Update: A few days and another manpage later

Turns out, one can suppress the .aln file after all. As demonstrated in the rapsearch usage examples, the -b option (help entry below) can be set to 0.

This seems somewhat counter-intuitive to me and is simply not something I had thought of trying. If anything I’d have expected -b 0 to just create an empty .aln file! Nevertheless, this is a blog about metagenomics, not user interface design, so let’s get on with some science.


  • Life feels different now, I took it too far.
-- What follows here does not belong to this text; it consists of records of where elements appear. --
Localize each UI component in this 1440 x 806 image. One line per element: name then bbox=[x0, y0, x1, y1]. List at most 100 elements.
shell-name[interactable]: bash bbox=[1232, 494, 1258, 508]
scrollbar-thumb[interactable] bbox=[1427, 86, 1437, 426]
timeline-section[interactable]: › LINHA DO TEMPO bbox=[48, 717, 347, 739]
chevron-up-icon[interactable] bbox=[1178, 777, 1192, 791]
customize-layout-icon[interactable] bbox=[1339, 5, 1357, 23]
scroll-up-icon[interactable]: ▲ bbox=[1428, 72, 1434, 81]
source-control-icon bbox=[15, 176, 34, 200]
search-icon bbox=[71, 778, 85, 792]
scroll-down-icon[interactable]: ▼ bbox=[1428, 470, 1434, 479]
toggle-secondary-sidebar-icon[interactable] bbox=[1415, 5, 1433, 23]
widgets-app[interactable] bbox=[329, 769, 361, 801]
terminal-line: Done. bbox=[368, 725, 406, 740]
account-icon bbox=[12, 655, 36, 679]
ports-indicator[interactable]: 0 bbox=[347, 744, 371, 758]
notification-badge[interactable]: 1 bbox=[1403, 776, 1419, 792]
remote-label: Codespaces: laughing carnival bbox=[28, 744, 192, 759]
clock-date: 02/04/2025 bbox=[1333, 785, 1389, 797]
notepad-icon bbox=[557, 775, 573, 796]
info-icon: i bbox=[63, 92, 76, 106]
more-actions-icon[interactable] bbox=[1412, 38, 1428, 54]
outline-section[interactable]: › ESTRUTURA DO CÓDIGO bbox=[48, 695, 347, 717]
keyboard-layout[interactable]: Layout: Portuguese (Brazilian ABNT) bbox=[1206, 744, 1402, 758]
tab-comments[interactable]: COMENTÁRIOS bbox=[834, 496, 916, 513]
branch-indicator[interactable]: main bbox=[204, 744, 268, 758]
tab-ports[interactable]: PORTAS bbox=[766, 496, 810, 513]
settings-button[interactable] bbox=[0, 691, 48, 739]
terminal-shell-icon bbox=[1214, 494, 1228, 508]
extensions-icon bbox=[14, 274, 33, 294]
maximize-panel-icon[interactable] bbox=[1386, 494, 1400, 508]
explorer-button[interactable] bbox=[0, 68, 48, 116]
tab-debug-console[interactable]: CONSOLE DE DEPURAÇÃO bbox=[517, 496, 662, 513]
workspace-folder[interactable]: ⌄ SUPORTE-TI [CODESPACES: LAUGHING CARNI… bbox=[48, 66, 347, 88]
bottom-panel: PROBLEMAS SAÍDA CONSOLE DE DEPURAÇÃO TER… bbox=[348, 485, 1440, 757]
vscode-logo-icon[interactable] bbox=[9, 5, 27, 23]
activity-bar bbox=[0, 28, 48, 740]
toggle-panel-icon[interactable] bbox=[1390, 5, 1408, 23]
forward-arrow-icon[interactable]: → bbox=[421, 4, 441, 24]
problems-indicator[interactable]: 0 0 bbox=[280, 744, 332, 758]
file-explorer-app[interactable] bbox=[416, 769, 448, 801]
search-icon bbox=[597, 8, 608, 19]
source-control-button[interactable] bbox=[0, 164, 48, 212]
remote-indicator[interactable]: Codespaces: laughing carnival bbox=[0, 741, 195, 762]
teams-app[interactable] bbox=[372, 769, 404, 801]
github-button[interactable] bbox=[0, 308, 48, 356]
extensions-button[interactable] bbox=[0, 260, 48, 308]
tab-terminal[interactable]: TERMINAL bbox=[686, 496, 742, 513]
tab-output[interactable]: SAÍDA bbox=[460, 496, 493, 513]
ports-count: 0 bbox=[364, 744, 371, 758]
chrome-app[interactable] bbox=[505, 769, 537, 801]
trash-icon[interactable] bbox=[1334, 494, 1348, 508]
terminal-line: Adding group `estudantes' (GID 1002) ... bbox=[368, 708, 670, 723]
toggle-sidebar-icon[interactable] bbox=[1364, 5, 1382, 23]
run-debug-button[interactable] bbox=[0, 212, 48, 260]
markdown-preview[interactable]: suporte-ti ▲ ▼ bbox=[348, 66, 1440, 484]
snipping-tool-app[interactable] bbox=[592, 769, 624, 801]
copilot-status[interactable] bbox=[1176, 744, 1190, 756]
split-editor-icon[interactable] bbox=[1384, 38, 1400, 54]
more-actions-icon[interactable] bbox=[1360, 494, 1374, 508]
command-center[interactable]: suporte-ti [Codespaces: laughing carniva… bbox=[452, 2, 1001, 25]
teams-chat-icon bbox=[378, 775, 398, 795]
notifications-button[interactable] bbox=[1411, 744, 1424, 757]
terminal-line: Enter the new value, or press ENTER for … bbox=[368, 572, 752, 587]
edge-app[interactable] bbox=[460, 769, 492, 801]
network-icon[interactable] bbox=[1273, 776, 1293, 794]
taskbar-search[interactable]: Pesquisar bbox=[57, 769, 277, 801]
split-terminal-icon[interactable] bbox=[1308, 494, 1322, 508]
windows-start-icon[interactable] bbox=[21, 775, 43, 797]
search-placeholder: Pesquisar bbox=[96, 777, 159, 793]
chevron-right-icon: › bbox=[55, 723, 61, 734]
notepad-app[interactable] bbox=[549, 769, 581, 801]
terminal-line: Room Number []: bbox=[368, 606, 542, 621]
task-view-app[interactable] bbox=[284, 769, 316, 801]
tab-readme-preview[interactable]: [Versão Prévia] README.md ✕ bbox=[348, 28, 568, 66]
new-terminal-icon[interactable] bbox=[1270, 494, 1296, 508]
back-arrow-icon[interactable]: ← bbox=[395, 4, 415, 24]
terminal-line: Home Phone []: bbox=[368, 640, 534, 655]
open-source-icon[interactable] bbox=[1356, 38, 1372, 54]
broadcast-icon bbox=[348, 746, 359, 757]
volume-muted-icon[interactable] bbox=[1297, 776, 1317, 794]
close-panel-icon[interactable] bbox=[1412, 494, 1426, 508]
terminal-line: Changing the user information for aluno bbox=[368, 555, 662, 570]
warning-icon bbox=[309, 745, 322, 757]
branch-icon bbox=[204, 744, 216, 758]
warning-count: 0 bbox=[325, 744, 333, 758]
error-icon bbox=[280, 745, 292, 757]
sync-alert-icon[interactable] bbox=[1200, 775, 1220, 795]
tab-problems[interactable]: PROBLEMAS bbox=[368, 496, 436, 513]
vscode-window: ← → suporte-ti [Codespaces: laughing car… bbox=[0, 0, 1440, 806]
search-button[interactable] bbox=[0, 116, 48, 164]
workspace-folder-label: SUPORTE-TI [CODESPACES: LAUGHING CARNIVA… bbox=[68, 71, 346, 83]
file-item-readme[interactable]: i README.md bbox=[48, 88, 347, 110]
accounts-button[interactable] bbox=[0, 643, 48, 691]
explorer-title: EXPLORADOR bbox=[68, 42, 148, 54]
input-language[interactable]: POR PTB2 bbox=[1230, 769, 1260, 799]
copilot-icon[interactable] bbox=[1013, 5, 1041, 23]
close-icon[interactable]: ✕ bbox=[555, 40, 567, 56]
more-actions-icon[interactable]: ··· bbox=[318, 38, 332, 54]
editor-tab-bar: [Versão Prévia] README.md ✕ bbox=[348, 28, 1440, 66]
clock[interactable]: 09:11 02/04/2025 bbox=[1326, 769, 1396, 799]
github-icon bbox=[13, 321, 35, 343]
I learned more about registers, calling conventions and assembly and have seen too much. I would very much like to never do this again.6
  • rapsearch probably corrupts temporary files causing job failure for searches writing to the same output directory if you don’t use the -o option.
  • I am not a very good computer.
  • Read errors. Believe errors.

  1. Thanks to Dan for showing me this symbol demangling tool, as well as for putting up with hours of remote interrogation. You may increment your drinks counter. 
  2. Made more difficult as combinations of assembly instruction and which way around yielded many search results for construction of IKEA flatpack furniture. 
  3. Thanks to Dan for showing me this symbol demangling tool, as well as for putting up with hours of remote interrogation. You may increment your drinks counter. 
  4. Two hours ago. 
  5. An understatement. 
  6. I can’t justify complaint about staring in to the abyss of disassembly because my lack of attention brought on my fate.